Excerpts. Transcript. DVD commentary. The Limey 1999. Lem Dobbs.


  Soderbergh: This grew out of a deisre to find a new way to give information about the story, about the character. It wasn't desparate act. Me thinking there has to be better ways to lay things out to people. //less traditional. You can be more adventures//.
  We had to play around a little bit. I remember some versions were too fragmented.
  Dobbs: One of the great clichés of filmmaking that you hear people say constantly, (Those pseudo-intellectual fuckfaces are most annoying.) that I don't think it's true at all, unlike novels, in films, you can't show thinking. It's a comp... It's a total lie.

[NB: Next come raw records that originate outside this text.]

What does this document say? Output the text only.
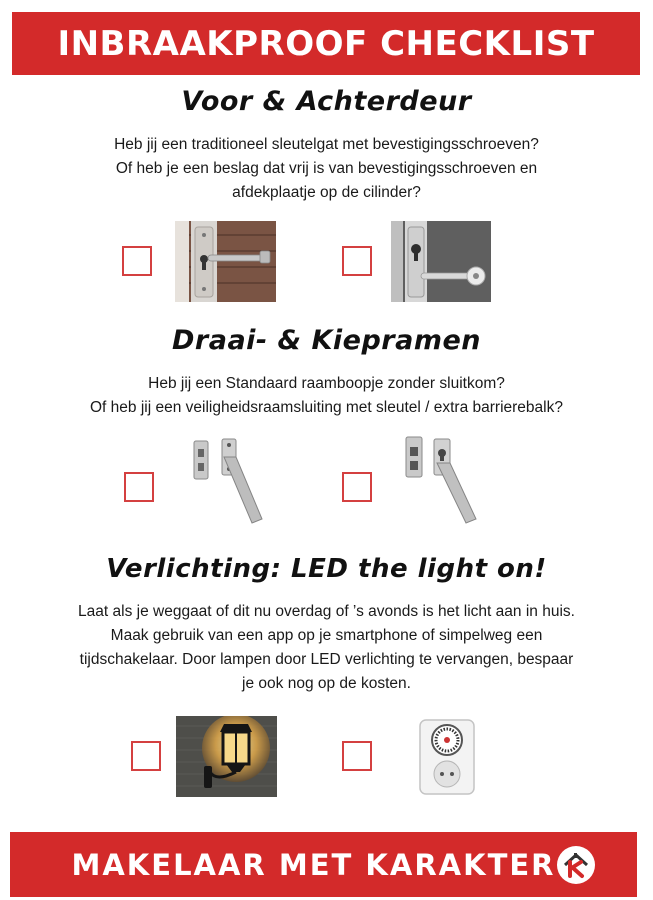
INBRAAKPROOF CHECKLIST
Voor & Achterdeur
Heb jij een traditioneel sleutelgat met bevestigingsschroeven?
Of heb je een beslag dat vrij is van bevestigingsschroeven en
afdekplaatje op de cilinder?
Draai- & Kiepramen
Heb jij een Standaard raamboopje zonder sluitkom?
Of heb jij een veiligheidsraamsluiting met sleutel / extra barrierebalk?
Verlichting: LED the light on!
Laat als je weggaat of dit nu overdag of ’s avonds is het licht aan in huis.
Maak gebruik van een app op je smartphone of simpelweg een
tijdschakelaar. Door lampen door LED verlichting te vervangen, bespaar
je ook nog op de kosten.
MAKELAAR MET KARAKTER
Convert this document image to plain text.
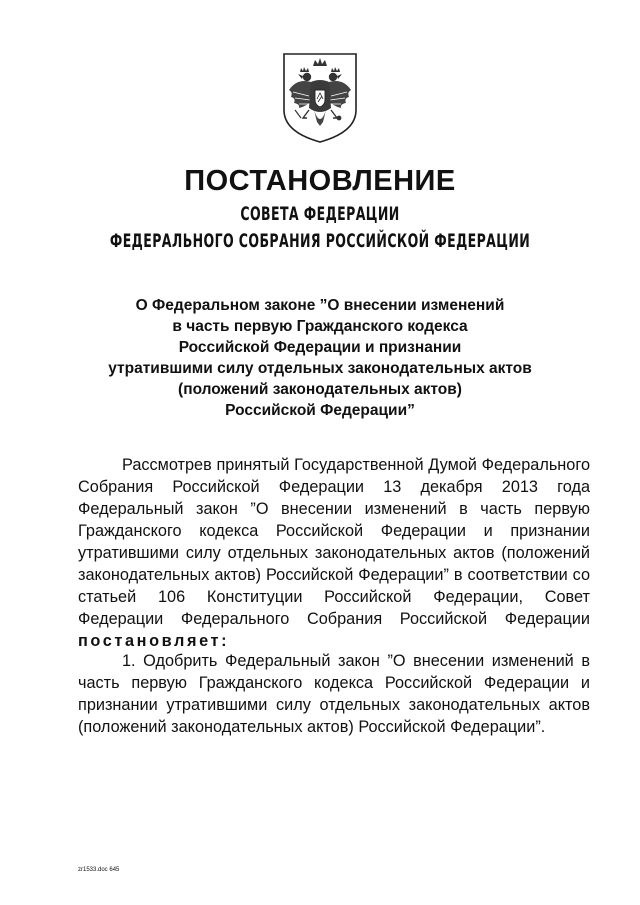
ПОСТАНОВЛЕНИЕ
СОВЕТА ФЕДЕРАЦИИ
ФЕДЕРАЛЬНОГО СОБРАНИЯ РОССИЙСКОЙ ФЕДЕРАЦИИ
О Федеральном законе ”О внесении изменений
в часть первую Гражданского кодекса
Российской Федерации и признании
утратившими силу отдельных законодательных актов
(положений законодательных актов)
Российской Федерации”
Рассмотрев принятый Государственной Думой Федерального Собрания Российской Федерации 13 декабря 2013 года Федеральный закон ”О внесении изменений в часть первую Гражданского кодекса Российской Федерации и признании утратившими силу отдельных законодательных актов (положений законодательных актов) Российской Федерации” в соответствии со статьей 106 Конституции Российской Федерации, Совет Федерации Федерального Собрания Российской Федерации постановляет:
1. Одобрить Федеральный закон ”О внесении изменений в часть первую Гражданского кодекса Российской Федерации и признании утратившими силу отдельных законодательных актов (положений законодательных актов) Российской Федерации”.
zr1533.doc 645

I think movies are ["]brilliant["] at showing someone thinking. I think what I particularly encouraged you to do to was to go get more shots and put into movie
more shots, Terrence Stamp sitting in a chair, meditative, smoking, thinking, reflecting. You may not know exactly what he's thinkin. I think you can ["]pretty much["] infer. It's certainly one of advantages of casting an older actor who brings a lot of ["]baggage["] with him from previous roles and years.
  I think it's very novelistic to do this kind of fragmentation, people talk about it as being cinematically stylish. I think it's almost more of a literary device.
  (one of common mistakes, difference between infer and imply, between infer and refer)

  I believe that this misconception is caused by the belief that Théâtre=Cinéma. Because of position of camera, movement of camera, and editing, one example close-up, Cinéma certainly can show "thinking". There are many examples, I can't retrieve the memories now. I am certain that I can if I am given a trigger.